OCR output is currently not reliably validated for layout-aware proofreading use cases. For OCR records, segment metadata like bounding boxes and reading order are required by downstream proofreading UX, but payloads can be inconsistent or missing required structure. This causes incorrect display order and weak data quality at storage time.
Describe the solution you'd like
Add extraction-type-aware validation for extracted_text payloads:
- When extraction_type = "ocr":
- require per segment: bbox, type, reading_order, start, end, text
- enforce page-index rule: end == start + 1
- validate bbox structure and geometry
- enforce segment ordering via reading_order
- restrict type to approved OCR segment labels
- When extraction_type = "asr":
- keep existing ASR behavior
- do not make OCR-only fields mandatory
Also include unit and integration tests covering valid/invalid OCR payloads and ASR compatibility.

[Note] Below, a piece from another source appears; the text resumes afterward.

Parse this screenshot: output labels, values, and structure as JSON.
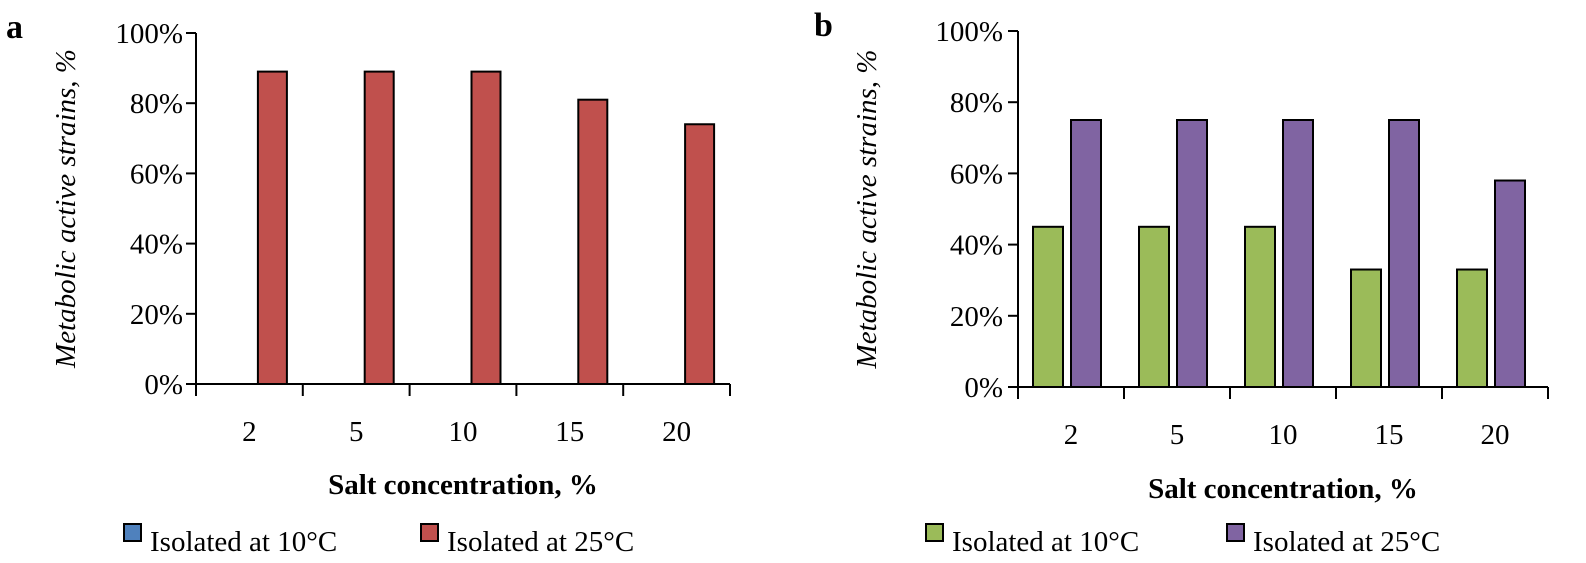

Describe alternatives you've considered
- Keep validation loose and let frontend handle bad OCR payloads. Rejected: pushes data integrity issues to consumers and increases runtime failures.
- Introduce a new DB table for OCR segments. Rejected for now: larger migration and API contract change than needed.
- Apply OCR constraints to all extraction types. Rejected: would break ASR/caption/manual flows.
Additional context
- This is a backend validation/contract change only; no schema migration is required.
- Expected impact: better OCR data consistency, stable paragraph ordering, safer proofreading pipeline.